In February this year, as a result of imposed international travel restrictions, more than 100,000 Chinese students were unable to commence their university studies in Australia. This has potentially taken away over $8bn from the Australian economy and took place even before this crisis unfolded in other parts of the world. The United States of America (USA) and United Kingdom (UK) were next, where in the USA, international students add as much as $45bn a year to the American economy and in the UK, universities receive almost $8.6bn in fees from overseas students.
One thing COVID-19 has certainly taught us is that all businesses must adapt to unprecedented rapid changes, or risk becoming obsolete. Businesses today need to ensure the resilience of their products and services to meet the evolving demands of a post-pandemic world.
Educational institutions globally are among those most adversely affected by the health crisis. Schools and universities have been forced to close for extended periods, and institutions have had to rework their existing business models to ensure they can remain operational in the aftermath of COVID-19.
The education sector is uniquely vulnerable to the pandemic. Traditional university models have always favoured in-class education. Students are the customers and the product is an education delivery system that allows them a better chance of attaining gainful employment after graduation. Massive, sprawling campuses have been the norm for hundreds of years. Until now. I believe this pandemic will transform how universities operate, as they are now struggling to maintain operations without access to their customers.
The largest and most reputed public universities in the world have traditionally benefitted from being operational for hundreds of years and receiving funding and land from government grants.

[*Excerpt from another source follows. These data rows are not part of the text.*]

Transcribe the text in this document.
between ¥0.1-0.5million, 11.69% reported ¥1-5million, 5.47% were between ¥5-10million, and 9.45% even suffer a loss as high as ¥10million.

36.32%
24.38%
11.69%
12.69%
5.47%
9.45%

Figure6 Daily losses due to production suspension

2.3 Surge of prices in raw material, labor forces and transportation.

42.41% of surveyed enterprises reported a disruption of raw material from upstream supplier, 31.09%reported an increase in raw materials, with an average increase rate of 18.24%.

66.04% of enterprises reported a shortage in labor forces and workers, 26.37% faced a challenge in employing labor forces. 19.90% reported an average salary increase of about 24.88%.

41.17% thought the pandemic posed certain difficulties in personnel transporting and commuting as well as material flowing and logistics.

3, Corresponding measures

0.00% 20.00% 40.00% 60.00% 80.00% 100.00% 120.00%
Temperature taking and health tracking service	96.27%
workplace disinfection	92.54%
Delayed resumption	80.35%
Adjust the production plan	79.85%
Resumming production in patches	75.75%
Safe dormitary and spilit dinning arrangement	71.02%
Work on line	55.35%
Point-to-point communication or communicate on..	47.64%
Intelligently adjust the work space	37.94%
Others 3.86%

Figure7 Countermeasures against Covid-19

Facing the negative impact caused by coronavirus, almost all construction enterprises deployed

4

They have never needed to adapt to exceptional circumstances, such as the one we are in now. This makes them unprepared to operate independently with sustainable business models and without access to government bailouts or funding.

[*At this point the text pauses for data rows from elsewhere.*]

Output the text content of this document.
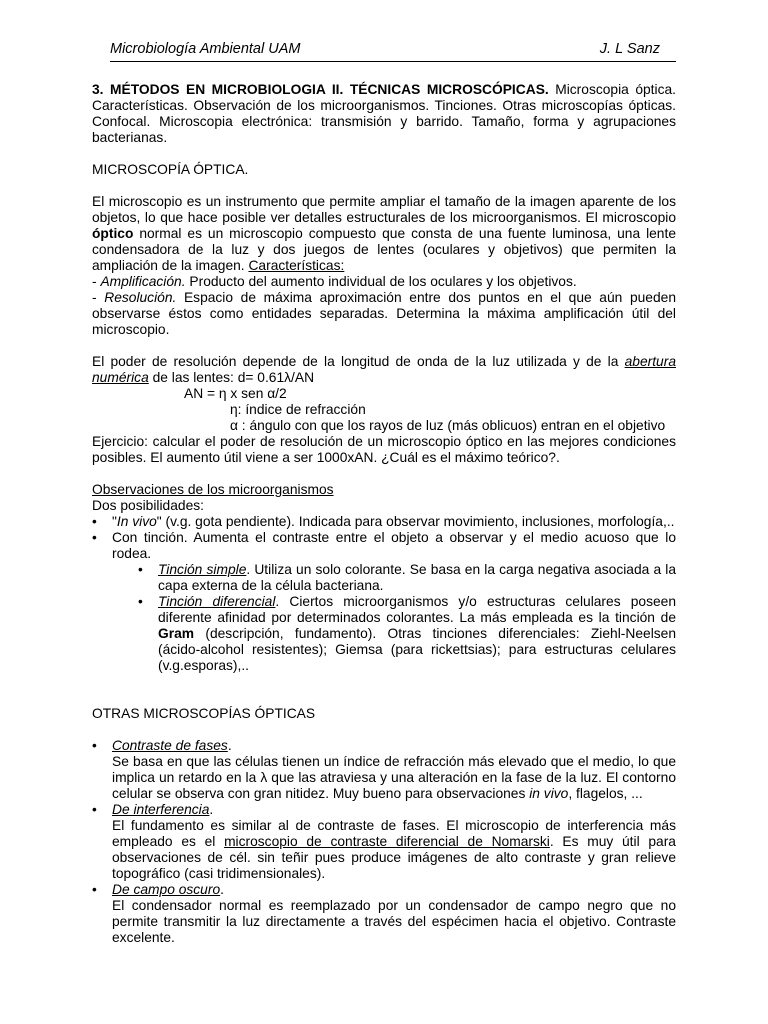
Microbiología Ambiental UAM	J. L Sanz

3. MÉTODOS EN MICROBIOLOGIA II. TÉCNICAS MICROSCÓPICAS. Microscopia óptica. Características. Observación de los microorganismos. Tinciones. Otras microscopías ópticas. Confocal. Microscopia electrónica: transmisión y barrido. Tamaño, forma y agrupaciones bacterianas.

MICROSCOPÍA ÓPTICA.

El microscopio es un instrumento que permite ampliar el tamaño de la imagen aparente de los objetos, lo que hace posible ver detalles estructurales de los microorganismos. El microscopio óptico normal es un microscopio compuesto que consta de una fuente luminosa, una lente condensadora de la luz y dos juegos de lentes (oculares y objetivos) que permiten la ampliación de la imagen. Características:

- Amplificación. Producto del aumento individual de los oculares y los objetivos.

- Resolución. Espacio de máxima aproximación entre dos puntos en el que aún pueden observarse éstos como entidades separadas. Determina la máxima amplificación útil del microscopio.

El poder de resolución depende de la longitud de onda de la luz utilizada y de la abertura numérica de las lentes: d= 0.61λ/AN

AN = η x sen α/2

η: índice de refracción

α : ángulo con que los rayos de luz (más oblicuos) entran en el objetivo

Ejercicio: calcular el poder de resolución de un microscopio óptico en las mejores condiciones posibles. El aumento útil viene a ser 1000xAN. ¿Cuál es el máximo teórico?.

Observaciones de los microorganismos

Dos posibilidades:

• "In vivo" (v.g. gota pendiente). Indicada para observar movimiento, inclusiones, morfología,..
• Con tinción. Aumenta el contraste entre el objeto a observar y el medio acuoso que lo rodea.
• Tinción simple. Utiliza un solo colorante. Se basa en la carga negativa asociada a la capa externa de la célula bacteriana.
• Tinción diferencial. Ciertos microorganismos y/o estructuras celulares poseen diferente afinidad por determinados colorantes. La más empleada es la tinción de Gram (descripción, fundamento). Otras tinciones diferenciales: Ziehl-Neelsen (ácido-alcohol resistentes); Giemsa (para rickettsias); para estructuras celulares (v.g.esporas),..

OTRAS MICROSCOPÍAS ÓPTICAS

• Contraste de fases.
Se basa en que las células tienen un índice de refracción más elevado que el medio, lo que implica un retardo en la λ que las atraviesa y una alteración en la fase de la luz. El contorno celular se observa con gran nitidez. Muy bueno para observaciones in vivo, flagelos, ...
• De interferencia.
El fundamento es similar al de contraste de fases. El microscopio de interferencia más empleado es el microscopio de contraste diferencial de Nomarski. Es muy útil para observaciones de cél. sin teñir pues produce imágenes de alto contraste y gran relieve topográfico (casi tridimensionales).
• De campo oscuro.
El condensador normal es reemplazado por un condensador de campo negro que no permite transmitir la luz directamente a través del espécimen hacia el objetivo. Contraste excelente.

In contrast, private universities often do not benefit from government bailouts or external funding, making them nimble and agile as well as resilient in adapting to unforeseen changes. Given the surge in internationalisation of higher education, with more than five million transnational students travelling abroad each year, it is important to ask, what exactly are these students looking for?
Are international students really seeking large campuses with sporting facilities and wide open spaces? And can a university continue to maintain and offer these facilities as part of a sustainable business model?
A market research study conducted by Dubai International Academic City (DIAC) and BMI, a global consultancy that connects international students with universities around the world, surveyed 2,700 transnational students from 50 countries, and found that the two most important characteristics students looked for in a university were quality of education and employment. Interestingly, the least important were sporting and community facilities!
These students were less interested in extracurricular services such as sports or community events, focusing instead on initiatives that increase their chances of securing employment.
As the higher education landscape evolves, so too must the offerings of universities. From the types of degrees offered, all the way to the types of facilities that students want. It is for this reason that blended learning will become very significant in the near future. Universities worldwide will be compelled to offer blended or distance learning as an educational delivery system. Educational institutions have used this as a viable teaching method for some time now, but never before has it been so crucial.
Blended learning offers the perfect solution to the challenges the pandemic has brought to the fore. Through combining online educational materials and opportunities for interaction with traditional classroom-based methods, students from around the world are now able to interact and also benefit from being inside the classroom or laboratory.
Universities must ensure they have the digital backbone and infrastructure to cater to the increased bandwidth needed to deliver such an offering successfully and sustainably. Universities must also make sure that as with traditional in-classroom learning, all assessments and exams delivered via blended learning follow a strict academic governance process.
From the point of view of financial viability, will these giant universities with large campuses continue to flourish in a post-COVID-19 world? And are modern day transnational students really looking for these facilities as part of their higher education? With the increased operating costs of these facilities, the ‘New York’ model of vertical campuses located within central business districts is proving to be more attractive to students who are keen to secure industry partnerships and ultimately gainful employment to achieve the highest return on investment for their university fees.
In many ways, COVID-19 is set to compel the legacy models of the education sector to adapt and evolve to offer more customer-oriented services. In the long run, this may also set the momentum for the transformation of curricula and methodologies as educational institutions catch up to the demands of the 21st century.